Тимофей еще пригубил. Искры в глазах Таисьи заблестели ярче, Рябов догадался: «Загадала, дурная моя: ежели допьет, значит, жить ему и еще корабли строить». Взглянул с вопросом. Она медленно опустила очи долу – так и есть, загадала. Кормщик шумно выдохнул: узнавать, о чем думает Таисья, было ему не простым делом, иногда десять потов сольет, покуда разберется в бабьих думах.
Корабельных дел мастер маленькими глотками допивал молоко, Таисья победно улыбалась, улыбался и Иван Кононович, качал старой среброкудрой головой: охо-хо, молодость – молчат, а беседуют. И как не надоест! Все то же небось: «лада моя», «люба моя», «чаечка моя», «соколик мой!»… То ж, что он своей Марье Федоровне говорил там, в Лодьме, под шум морской волны…
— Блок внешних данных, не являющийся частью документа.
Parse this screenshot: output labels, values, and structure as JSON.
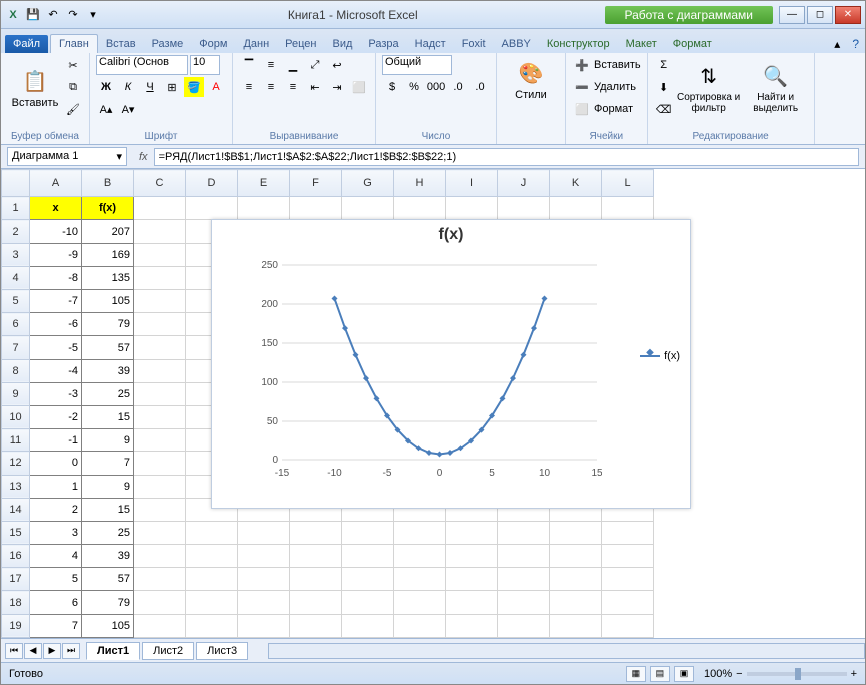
{
  "title": {
    "doc": "Книга1",
    "app": "Microsoft Excel",
    "chart_tools": "Работа с диаграммами"
  },
  "qat": {
    "excel": "X",
    "save": "💾",
    "undo": "↶",
    "redo": "↷",
    "more": "▾"
  },
  "tabs": {
    "file": "Файл",
    "home": "Главн",
    "insert": "Встав",
    "layout": "Разме",
    "form": "Форм",
    "data": "Данн",
    "review": "Рецен",
    "view": "Вид",
    "dev": "Разра",
    "addin": "Надст",
    "foxit": "Foxit",
    "abbyy": "ABBY",
    "design": "Конструктор",
    "layout2": "Макет",
    "format": "Формат"
  },
  "ribbon": {
    "clipboard": {
      "paste": "Вставить",
      "label": "Буфер обмена"
    },
    "font": {
      "name": "Calibri (Основ",
      "size": "10",
      "label": "Шрифт"
    },
    "align": {
      "label": "Выравнивание"
    },
    "number": {
      "format": "Общий",
      "label": "Число"
    },
    "styles": {
      "btn": "Стили",
      "label": ""
    },
    "cells": {
      "insert": "Вставить",
      "delete": "Удалить",
      "format": "Формат",
      "label": "Ячейки"
    },
    "editing": {
      "sort": "Сортировка и фильтр",
      "find": "Найти и выделить",
      "label": "Редактирование"
    }
  },
  "formula_bar": {
    "name": "Диаграмма 1",
    "fx": "fx",
    "formula": "=РЯД(Лист1!$B$1;Лист1!$A$2:$A$22;Лист1!$B$2:$B$22;1)"
  },
  "columns": [
    "A",
    "B",
    "C",
    "D",
    "E",
    "F",
    "G",
    "H",
    "I",
    "J",
    "K",
    "L"
  ],
  "headers": {
    "x": "x",
    "fx": "f(x)"
  },
  "table": [
    {
      "r": 2,
      "x": -10,
      "fx": 207
    },
    {
      "r": 3,
      "x": -9,
      "fx": 169
    },
    {
      "r": 4,
      "x": -8,
      "fx": 135
    },
    {
      "r": 5,
      "x": -7,
      "fx": 105
    },
    {
      "r": 6,
      "x": -6,
      "fx": 79
    },
    {
      "r": 7,
      "x": -5,
      "fx": 57
    },
    {
      "r": 8,
      "x": -4,
      "fx": 39
    },
    {
      "r": 9,
      "x": -3,
      "fx": 25
    },
    {
      "r": 10,
      "x": -2,
      "fx": 15
    },
    {
      "r": 11,
      "x": -1,
      "fx": 9
    },
    {
      "r": 12,
      "x": 0,
      "fx": 7
    },
    {
      "r": 13,
      "x": 1,
      "fx": 9
    },
    {
      "r": 14,
      "x": 2,
      "fx": 15
    },
    {
      "r": 15,
      "x": 3,
      "fx": 25
    },
    {
      "r": 16,
      "x": 4,
      "fx": 39
    },
    {
      "r": 17,
      "x": 5,
      "fx": 57
    },
    {
      "r": 18,
      "x": 6,
      "fx": 79
    },
    {
      "r": 19,
      "x": 7,
      "fx": 105
    }
  ],
  "chart_data": {
    "type": "line",
    "title": "f(x)",
    "legend": "f(x)",
    "x": [
      -10,
      -9,
      -8,
      -7,
      -6,
      -5,
      -4,
      -3,
      -2,
      -1,
      0,
      1,
      2,
      3,
      4,
      5,
      6,
      7,
      8,
      9,
      10
    ],
    "y": [
      207,
      169,
      135,
      105,
      79,
      57,
      39,
      25,
      15,
      9,
      7,
      9,
      15,
      25,
      39,
      57,
      79,
      105,
      135,
      169,
      207
    ],
    "xlim": [
      -15,
      15
    ],
    "ylim": [
      0,
      250
    ],
    "xticks": [
      -15,
      -10,
      -5,
      0,
      5,
      10,
      15
    ],
    "yticks": [
      0,
      50,
      100,
      150,
      200,
      250
    ]
  },
  "sheet_tabs": {
    "s1": "Лист1",
    "s2": "Лист2",
    "s3": "Лист3"
  },
  "status": {
    "ready": "Готово",
    "zoom": "100%"
  }
}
– Совсем теперь глоточек остался! Последочки! – сказала Таисья нежным голосом.
«Мне говорит!» – опять догадался Рябов.
И когда Таисья вышла, выскочил за ней, побагровев от смущения: уж больно нехорошо от мужской беседы за жениным подолом в сени скакать, да еще свернув по пути ушат с водой.
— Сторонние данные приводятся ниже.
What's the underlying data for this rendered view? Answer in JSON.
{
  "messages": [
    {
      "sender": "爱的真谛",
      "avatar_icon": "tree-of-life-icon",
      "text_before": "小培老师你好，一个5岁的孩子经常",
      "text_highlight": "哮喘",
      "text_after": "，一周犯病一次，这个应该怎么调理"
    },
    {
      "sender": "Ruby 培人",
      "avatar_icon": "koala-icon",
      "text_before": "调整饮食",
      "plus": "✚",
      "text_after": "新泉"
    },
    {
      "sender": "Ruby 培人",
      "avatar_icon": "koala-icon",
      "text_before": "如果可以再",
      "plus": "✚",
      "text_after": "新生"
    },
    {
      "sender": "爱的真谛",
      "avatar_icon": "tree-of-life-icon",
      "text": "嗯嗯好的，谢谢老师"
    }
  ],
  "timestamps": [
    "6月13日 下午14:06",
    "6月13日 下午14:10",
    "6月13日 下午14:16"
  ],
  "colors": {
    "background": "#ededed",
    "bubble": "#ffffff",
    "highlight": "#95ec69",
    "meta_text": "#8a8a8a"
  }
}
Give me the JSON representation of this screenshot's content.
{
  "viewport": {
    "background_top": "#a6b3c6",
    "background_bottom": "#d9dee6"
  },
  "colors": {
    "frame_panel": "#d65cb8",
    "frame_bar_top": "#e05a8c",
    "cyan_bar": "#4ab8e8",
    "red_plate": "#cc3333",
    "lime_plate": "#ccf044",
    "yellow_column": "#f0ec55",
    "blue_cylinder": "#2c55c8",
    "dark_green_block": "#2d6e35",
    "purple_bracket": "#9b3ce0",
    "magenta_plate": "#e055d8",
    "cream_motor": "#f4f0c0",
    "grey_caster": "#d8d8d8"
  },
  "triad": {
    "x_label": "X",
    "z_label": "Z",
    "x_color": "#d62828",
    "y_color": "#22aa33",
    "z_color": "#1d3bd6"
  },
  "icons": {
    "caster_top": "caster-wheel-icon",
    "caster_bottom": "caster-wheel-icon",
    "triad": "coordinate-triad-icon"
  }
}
Выскочил, обнял в сенях, где сушились травы бабки Евдохи, прижал к сосновым смолистым бревнам, запрокинул ей голову, спросил шепотом:
– Загадывала?
– Ну, загадывала! – блестя зубами у самого его рта, ответила она. – Пусти, кости поломаешь!
Вернулся и, покашливая, сказал:
– Бычок в бабкин огород полез. Суседский…
Кочнев и Иван Кононович смотрели на кормщика молча, все еще улыбались.
– Бычок, говоришь? – спросил Тимофей.
С грохотом в горницу ввалились бывшие монастырские служники – Аггей, дед Федор, Егорка, кормщик Семисадов, Черницын, – все парились в бане. Бабка Евдоха встречала каждого с поклоном, потчевала мятным квасом, клюковкой, брусничкой, чем могла. Лечила по разумению: кого грела на солнышке, кого клала на дерюжку в тень, кого мазала нерпичьим жиром, кого поила кипятком на шиповнике, на хвойных иглах. И люди оживали быстро, словно чудом…
Митенька Борисов сел возле Рябова, заспрашивал про новый корабль – кто на нем пойдет матросами, кто штурманом, кто шхипером, какой будет боцман, из чего шьются паруса. Другие сидели у стены на лавках, тоже спрашивали. Потом Кононыч загадал загадку:
Сын леса красного
В возрасте досельного,
Много путей пройдено,
А следу не найдено.
Кто таков?
– Корабль! – первая от двери сказала Таисья и застеснялась.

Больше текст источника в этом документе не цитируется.